The moderation team at HPC:Factor does a great job of ensuring that these ‘pay per post’ (usually from Indian IP’s) urchins are wasting their time, but it does not stop them from trying. At one point we were having to content with several hundred a day, and had to shutdown registration completely. A custom layer that I wrote to sit on-top of the BBS registration system has done a good job to convert that SPAM torrent into a trickle of a “couple of times a month”.

Over the years, I have added more and more banned email domains to a ban list that is maintained in the user registration database. It occurred to me that as that list has increased, the historic pool of user account has never been re-parsed against the updated banned domains list.

Sounds simple right?

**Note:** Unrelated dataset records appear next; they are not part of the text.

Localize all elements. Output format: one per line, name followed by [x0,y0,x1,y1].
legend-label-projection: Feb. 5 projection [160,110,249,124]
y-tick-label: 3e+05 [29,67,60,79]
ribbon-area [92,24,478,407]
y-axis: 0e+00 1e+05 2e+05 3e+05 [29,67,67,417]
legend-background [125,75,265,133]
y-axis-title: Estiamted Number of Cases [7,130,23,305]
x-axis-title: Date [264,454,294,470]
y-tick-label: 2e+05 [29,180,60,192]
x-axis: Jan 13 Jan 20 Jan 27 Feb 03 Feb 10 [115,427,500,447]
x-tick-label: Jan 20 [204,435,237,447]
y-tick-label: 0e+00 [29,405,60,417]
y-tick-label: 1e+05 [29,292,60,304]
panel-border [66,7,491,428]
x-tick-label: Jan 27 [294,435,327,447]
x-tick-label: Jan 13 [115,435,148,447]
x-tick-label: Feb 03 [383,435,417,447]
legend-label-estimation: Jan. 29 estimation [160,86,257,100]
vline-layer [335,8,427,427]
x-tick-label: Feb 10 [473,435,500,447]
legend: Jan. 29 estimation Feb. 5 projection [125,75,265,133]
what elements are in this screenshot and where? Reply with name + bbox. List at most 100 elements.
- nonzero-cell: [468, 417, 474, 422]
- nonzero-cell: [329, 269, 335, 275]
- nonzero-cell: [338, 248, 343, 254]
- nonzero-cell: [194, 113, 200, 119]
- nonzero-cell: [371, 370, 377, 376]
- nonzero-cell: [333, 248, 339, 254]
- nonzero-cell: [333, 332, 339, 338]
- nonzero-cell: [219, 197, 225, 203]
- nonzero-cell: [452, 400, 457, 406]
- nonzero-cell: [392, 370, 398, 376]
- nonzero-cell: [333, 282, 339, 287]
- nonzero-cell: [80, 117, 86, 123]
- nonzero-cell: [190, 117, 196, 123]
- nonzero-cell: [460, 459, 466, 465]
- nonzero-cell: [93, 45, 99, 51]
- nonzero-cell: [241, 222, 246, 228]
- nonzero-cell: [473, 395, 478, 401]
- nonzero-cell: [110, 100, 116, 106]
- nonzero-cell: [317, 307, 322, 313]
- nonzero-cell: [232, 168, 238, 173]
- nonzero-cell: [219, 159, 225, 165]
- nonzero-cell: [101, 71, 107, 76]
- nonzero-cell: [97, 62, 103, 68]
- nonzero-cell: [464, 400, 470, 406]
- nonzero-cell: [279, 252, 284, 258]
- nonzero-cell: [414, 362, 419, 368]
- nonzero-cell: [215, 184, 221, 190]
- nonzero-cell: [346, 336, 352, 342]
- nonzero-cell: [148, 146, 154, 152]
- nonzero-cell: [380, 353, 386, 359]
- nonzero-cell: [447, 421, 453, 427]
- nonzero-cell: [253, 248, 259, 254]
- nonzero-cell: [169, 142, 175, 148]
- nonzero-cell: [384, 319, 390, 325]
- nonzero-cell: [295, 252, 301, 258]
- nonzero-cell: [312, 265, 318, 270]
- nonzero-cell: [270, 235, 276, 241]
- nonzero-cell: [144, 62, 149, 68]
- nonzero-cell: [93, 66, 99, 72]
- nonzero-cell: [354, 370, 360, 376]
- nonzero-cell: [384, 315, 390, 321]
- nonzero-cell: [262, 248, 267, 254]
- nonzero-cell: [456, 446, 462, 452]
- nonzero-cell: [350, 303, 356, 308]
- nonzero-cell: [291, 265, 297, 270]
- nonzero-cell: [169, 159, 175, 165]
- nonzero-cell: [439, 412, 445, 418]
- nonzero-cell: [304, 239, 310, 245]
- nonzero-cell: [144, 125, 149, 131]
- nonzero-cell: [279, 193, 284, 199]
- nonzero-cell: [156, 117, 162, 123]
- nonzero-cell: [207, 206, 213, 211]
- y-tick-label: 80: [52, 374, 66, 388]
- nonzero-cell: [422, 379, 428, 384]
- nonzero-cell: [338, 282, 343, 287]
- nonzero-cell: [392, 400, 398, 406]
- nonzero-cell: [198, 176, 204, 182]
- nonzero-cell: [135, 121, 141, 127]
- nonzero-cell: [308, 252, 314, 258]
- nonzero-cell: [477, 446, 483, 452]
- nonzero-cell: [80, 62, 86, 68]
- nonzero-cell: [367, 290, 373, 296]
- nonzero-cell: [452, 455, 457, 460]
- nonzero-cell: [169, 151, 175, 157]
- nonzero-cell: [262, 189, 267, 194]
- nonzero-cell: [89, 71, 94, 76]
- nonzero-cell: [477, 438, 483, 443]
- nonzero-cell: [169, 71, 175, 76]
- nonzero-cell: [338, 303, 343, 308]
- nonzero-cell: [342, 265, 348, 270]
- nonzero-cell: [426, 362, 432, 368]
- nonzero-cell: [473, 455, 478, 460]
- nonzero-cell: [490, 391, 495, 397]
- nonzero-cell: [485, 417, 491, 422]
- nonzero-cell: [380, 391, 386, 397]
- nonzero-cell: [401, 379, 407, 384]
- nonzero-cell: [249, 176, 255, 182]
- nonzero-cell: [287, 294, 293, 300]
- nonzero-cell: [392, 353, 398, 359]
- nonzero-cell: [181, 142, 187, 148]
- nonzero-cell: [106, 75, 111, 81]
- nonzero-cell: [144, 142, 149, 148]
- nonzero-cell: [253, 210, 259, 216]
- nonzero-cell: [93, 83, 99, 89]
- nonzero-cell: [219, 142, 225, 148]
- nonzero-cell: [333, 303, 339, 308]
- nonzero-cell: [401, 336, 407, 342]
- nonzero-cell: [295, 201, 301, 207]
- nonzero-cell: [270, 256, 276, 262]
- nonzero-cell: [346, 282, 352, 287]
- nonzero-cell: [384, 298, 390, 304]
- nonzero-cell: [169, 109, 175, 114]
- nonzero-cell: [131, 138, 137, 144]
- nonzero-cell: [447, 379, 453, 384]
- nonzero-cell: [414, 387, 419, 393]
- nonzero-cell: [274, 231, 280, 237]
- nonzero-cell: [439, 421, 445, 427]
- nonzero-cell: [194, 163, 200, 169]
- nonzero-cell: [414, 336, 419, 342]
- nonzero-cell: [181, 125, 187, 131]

Fire up SQL Server Management Studio and create a SQL SELECT LIKE IN query… is it that simple?

 

The Solution

Yes actually it is.

The obvious logic that you want to follow is to take this syntax

SELECT id, username, emailaddress
FROM members
WHERE emailaddress IN (
   SELECT emailaddress FROM bannedemails
)

… and merge it with a LIKE statement to create a SELECT LIKE IN query, something like

SELECT id, username, emailaddress
FROM members
WHERE emailaddress LIKE IN (
   SELECT '%' + emailaddress FROM bannedemails
)

Unfortunately however this syntax is completely illegal.

The answer is to perform the LIKE/IN as part of an INNER JOIN

SELECT members.id, members.username, members.emailaddress
FROM members
INNER JOIN bannedemails ON members.emailaddress LIKE '%' + bannedemails.emailaddress

 

Performance

This is a not a “real time” friendly SQL expression. The inefficiency of using LIKE evaluation becomes very apparent as the record set scales. The HPC:Factor database had 2,271 banned email domains and 30,336 user. Giving a total record iteration and evaluation count of 68,893,056 rows.

The total query execution time for this on was 2 minutes 13 seconds (ouch). Having said that, on reviewing why it took that long, I realised that at some point in time I was being extremely stingy with the SQL Server VM. It only had access to 2 CPU cores and 12 GB of RAM. The hypervisor server itself has access to a 10 core hyper-threaded Xeon.

 

The Result

I have a lot of respect and sympathy for people who use VPNs and temporary email addresses and I genuinely understand why they feel the need (or in some cases must, depending on what part of the world you are in).

I saying that, I also have to deal with the issue from the other side of the equation. If the website is having a bad day, it’s usually because of something coming from one or both of these camps. As ever in life, a minority will insist on spoiling a good thing for everyone else.

After running the query, we had only missed 8 user accounts – credit to the moderation team. The oldest account was 26/09/2006 and my favourite that we probably should not have missed was “mrputin” from January 2013.